Plan to computerize debt recovery tribunals put on hold2 min read . Updated: 28 Jul 2013, 11:47 PM IST
The finance ministry is reconsidering the move, given the high cost of computerizing these tribunals
New Delhi/Mumbai: The government has put on hold its plans of fully computerizing debt recovery tribunals (DRTs), a move that may further delay the overhauling of these tribunals saddled with long delays and pending cases.
Given the high cost of computerizing these tribunals, the finance ministry is reconsidering the move, two people familiar with the development said, requesting anonymity.
As on March, there were 40,866 cases pending in the tribunals involving an outstanding amount of ₹ 1.41 trillion.
Implementation of electronic governance in DRTs would have helped banks, defendants and recovery officers by automating all processes and procedures and expediting the recovery process of public money, the government had said in an answer to a question in Parliament in March.
It would have ensured applicants and defendants got hassle-free access to information, made it easier for banks and financial institutions to track case-related information and helped recovery officers enforce orders. DRTs would also be able to efficiently manage case records and improve the efficiency of their services through this computerization.

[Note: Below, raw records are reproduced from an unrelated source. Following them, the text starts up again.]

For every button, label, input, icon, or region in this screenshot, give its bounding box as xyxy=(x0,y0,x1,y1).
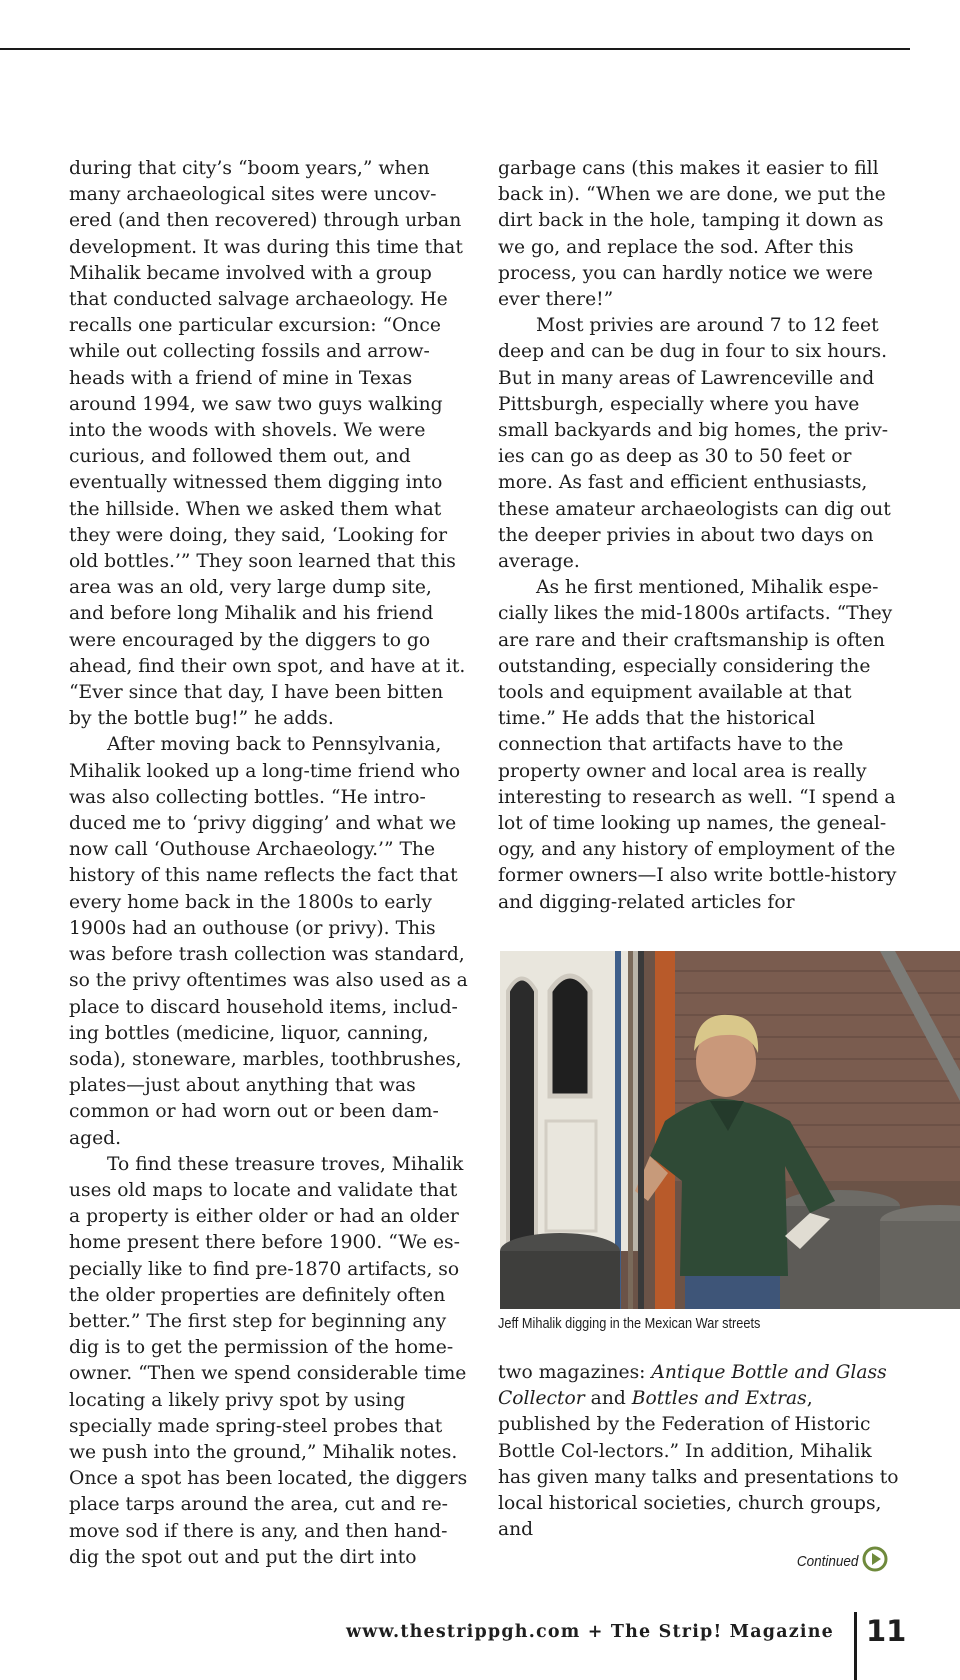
header-rule xyxy=(0,48,910,50)
page-footer xyxy=(0,1612,960,1680)
footer-divider xyxy=(854,1612,857,1680)
play-arrow-circle-icon xyxy=(862,1546,888,1577)
paragraph: After moving back to Pennsylvania, Mihalik looked up a long-time friend who was also collecting bottles. “He intro-duced me to ‘privy digging’ and what we now call ‘Outhouse Archaeology.’” The history of this name reflects the fact that every home back in the 1800s to early 1900s had an outhouse (or privy). This was before trash collection was standard, so the privy oftentimes was also used as a place to discard household items, includ-ing bottles (medicine, liquor, canning, soda), stoneware, marbles, toothbrushes, plates—just about anything that was common or had worn out or been dam-aged. xyxy=(69,734,468,1149)
paragraph: during that city’s “boom years,” when many archaeological sites were uncov-ered (and then recovered) through urban development. It was during this time that Mihalik became involved with a group that conducted salvage archaeology. He recalls one particular excursion: “Once while out collecting fossils and arrow-heads with a friend of mine in Texas around 1994, we saw two guys walking into the woods with shovels. We were curious, and followed them out, and eventually witnessed them digging into the hillside. When we asked them what they were doing, they said, ‘Looking for old bottles.’” They soon learned that this area was an old, very large dump site, and before long Mihalik and his friend were encouraged by the diggers to go ahead, find their own spot, and have at it. “Ever since that day, I have been bitten by the bottle bug!” he adds. xyxy=(69,158,466,730)
article-photo xyxy=(500,951,960,1309)
continued-label: Continued xyxy=(796,1553,859,1570)
man-with-probe-illustration xyxy=(500,951,960,1309)
paragraph: To find these treasure troves, Mihalik uses old maps to locate and validate that a property is either older or had an older home present there before 1900. “We es-pecially like to find pre-1870 artifacts, so the older properties are definitely often better.” The first step for beginning any dig is to get the permission of the home-owner. “Then we spend considerable time locating a likely privy spot by using specially made spring-steel probes that we push into the ground,” Mihalik notes. Once a spot has been located, the diggers place tarps around the area, cut and re-move sod if there is any, and then hand-dig the spot out and put the dirt into xyxy=(69,1153,468,1568)
continued-link[interactable] xyxy=(790,1546,888,1577)
article-column-right-bottom xyxy=(498,1360,900,1543)
text-run: and xyxy=(584,1388,632,1410)
magazine-title: Bottles and Extras xyxy=(631,1388,807,1410)
page-number: 11 xyxy=(866,1614,907,1648)
photo-caption: Jeff Mihalik digging in the Mexican War streets xyxy=(498,1316,761,1332)
paragraph xyxy=(498,1360,900,1543)
paragraph: Most privies are around 7 to 12 feet deep and can be dug in four to six hours. But in many areas of Lawrenceville and Pittsburgh, especially where you have small backyards and big homes, the priv-ies can go as deep as 30 to 50 feet or more. As fast and efficient enthusiasts, these amateur archaeologists can dig out the deeper privies in about two days on average. xyxy=(498,315,891,573)
article-column-left xyxy=(69,156,471,1571)
article-column-right-top xyxy=(498,156,900,916)
paragraph: garbage cans (this makes it easier to fill back in). “When we are done, we put the dirt back in the hole, tamping it down as we go, and replace the sod. After this process, you can hardly notice we were ever there!” xyxy=(498,158,886,311)
paragraph: As he first mentioned, Mihalik espe-cially likes the mid-1800s artifacts. “They are rare and their craftsmanship is often outstanding, especially considering the tools and equipment available at that time.” He adds that the historical connection that artifacts have to the property owner and local area is really interesting to research as well. “I spend a lot of time looking up names, the geneal-ogy, and any history of employment of the former owners—I also write bottle-history and digging-related articles for xyxy=(498,577,897,913)
text-run: , published by the Federation of Historic Bottle Col-lectors.” In addition, Mihalik has given many talks and presentations to local historical societies, church groups, and xyxy=(498,1388,899,1541)
text-run: two magazines: xyxy=(498,1362,652,1383)
magazine-title: Antique Bottle and Glass Collector xyxy=(498,1362,887,1410)
footer-site-text: www.thestrippgh.com + The Strip! Magazine xyxy=(346,1622,834,1642)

“The approximate cost of this plan is around ₹ 200 crore. The question being discussed is whether this will solve the problems plaguing the DRTs," said one of the people mentioned above.
“DRT should look at appointing judges first before taking up computerization, etc. In key areas, there are no judges in DRT. They are also understaffed and frequently banks send their legal officers on deputation to DRT," said the chairman of a state-run bank. “Yes, with computerization, things should have improved provided there were judges to pass a speedy judgement."

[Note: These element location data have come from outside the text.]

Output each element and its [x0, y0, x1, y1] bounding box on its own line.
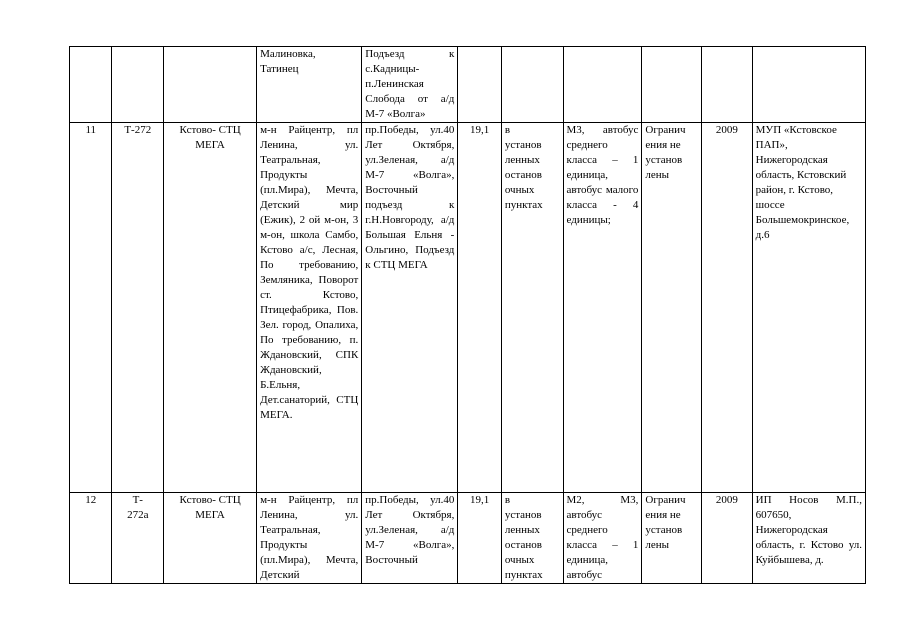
streets-cell: Подъезд к с.Кадницы-п.Ленинская Слобода от а/д М-7 «Волга»	[362, 47, 458, 123]
distance-cell	[458, 47, 501, 123]
boarding-cell: в установ ленных останов очных пунктах	[501, 123, 563, 493]
year-cell: 2009	[702, 493, 753, 584]
route-code-cell: Т- 272а	[112, 493, 164, 584]
route-number-cell: 11	[70, 123, 112, 493]
route-name-cell: Кстово- СТЦ МЕГА	[164, 123, 257, 493]
route-number-cell: 12	[70, 493, 112, 584]
limit-cell	[642, 47, 702, 123]
year-cell	[702, 47, 753, 123]
table-row	[70, 47, 866, 123]
vehicles-cell: М3, автобус среднего класса – 1 единица, автобус малого класса - 4 единицы;	[563, 123, 642, 493]
carrier-cell: ИП Носов М.П., 607650, Нижегородская область, г. Кстово ул. Куйбышева, д.	[752, 493, 865, 584]
table-row	[70, 493, 866, 584]
vehicles-cell: М2, М3, автобус среднего класса – 1 единица, автобус	[563, 493, 642, 584]
streets-cell: пр.Победы, ул.40 Лет Октября, ул.Зеленая, а/д М-7 «Волга», Восточный подъезд к г.Н.Новгороду, а/д Большая Ельня - Ольгино, Подъезд к СТЦ МЕГА	[362, 123, 458, 493]
carrier-cell: МУП «Кстовское ПАП», Нижегородская область, Кстовский район, г. Кстово, шоссе Большемокринское, д.6	[752, 123, 865, 493]
stops-cell: м-н Райцентр, пл Ленина, ул. Театральная, Продукты (пл.Мира), Мечта, Детский	[257, 493, 362, 584]
route-number-cell	[70, 47, 112, 123]
routes-table	[69, 46, 866, 584]
vehicles-cell	[563, 47, 642, 123]
route-name-cell: Кстово- СТЦ МЕГА	[164, 493, 257, 584]
distance-cell: 19,1	[458, 493, 501, 584]
boarding-cell	[501, 47, 563, 123]
boarding-cell: в установ ленных останов очных пунктах	[501, 493, 563, 584]
limit-cell: Огранич ения не установ лены	[642, 493, 702, 584]
stops-cell: м-н Райцентр, пл Ленина, ул. Театральная, Продукты (пл.Мира), Мечта, Детский мир (Ежик), 2 ой м-он, 3 м-он, школа Самбо, Кстово а/с, Лесная, По требованию, Земляника, Поворот ст. Кстово, Птицефабрика, Пов. Зел. город, Опалиха, По требованию, п. Ждановский, СПК Ждановский, Б.Ельня, Дет.санаторий, СТЦ МЕГА.	[257, 123, 362, 493]
distance-cell: 19,1	[458, 123, 501, 493]
year-cell: 2009	[702, 123, 753, 493]
carrier-cell	[752, 47, 865, 123]
streets-cell: пр.Победы, ул.40 Лет Октября, ул.Зеленая, а/д М-7 «Волга», Восточный	[362, 493, 458, 584]
stops-cell: Малиновка, Татинец	[257, 47, 362, 123]
route-name-cell	[164, 47, 257, 123]
route-code-cell	[112, 47, 164, 123]
table-row	[70, 123, 866, 493]
route-code-cell: Т-272	[112, 123, 164, 493]
limit-cell: Огранич ения не установ лены	[642, 123, 702, 493]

Banks can take recourse to DRTs to recover any asset of a borrower, irrespective of whether they are pledged with the bank or not. This is in contrast to recovery under the Securitisation and Reconstruction of Financial Assets and Enforcement of Security Interest (Sarfaesi) Act, where only assets that are mortgaged with the banks can be recovered.
The situation has improved over the last year, said another senior official with another state-run bank. “The staff is being recruited and the situation is much better than before. However, it will take a long time for reducing the number of pending cases," he said. But because of the long time taken by DRTs, partly due to the delaying tactics used by lawyers of the borrowers, banks prefer the Sarfaesi route, he said. Also, when DRT rules in favour of the banks, it can be challenged with the appellate tribunal in DRT and then at the Supreme Court, which makes it a long process, he added.
The number of pending cases at the end of 2012 was 41,205 involving ₹ 1.30 trillion, compared with 54,061 cases involving ₹ 1.46 trillion at the end of 2011.
To improve the functioning of DRTs, the government enacted the Enforcement of Security Interest and Recovery of Debt Laws (Amendment) 2012. Under this, a defendant will have to file a written statement in a case within 30 days. The number of adjournment per case was also restricted to three per defendant. DRTs have also been empowered to pass an order acknowledging the settlement reached between banks and borrowers.
Ajay Gautam, an advocate who handles cases in DRTs, said presiding officers take a long time in giving stay orders for applications.
“When we approach the tribunal for getting a stay order for an auction by the bank, the presiding officer does not decide the case in a day or two. Sometimes a stay order is given after the bank auctions the property," Gautam said. “Because of this, the bank even adds the cost involved in auctioning, like advertisements in newspapers, to the client’s account."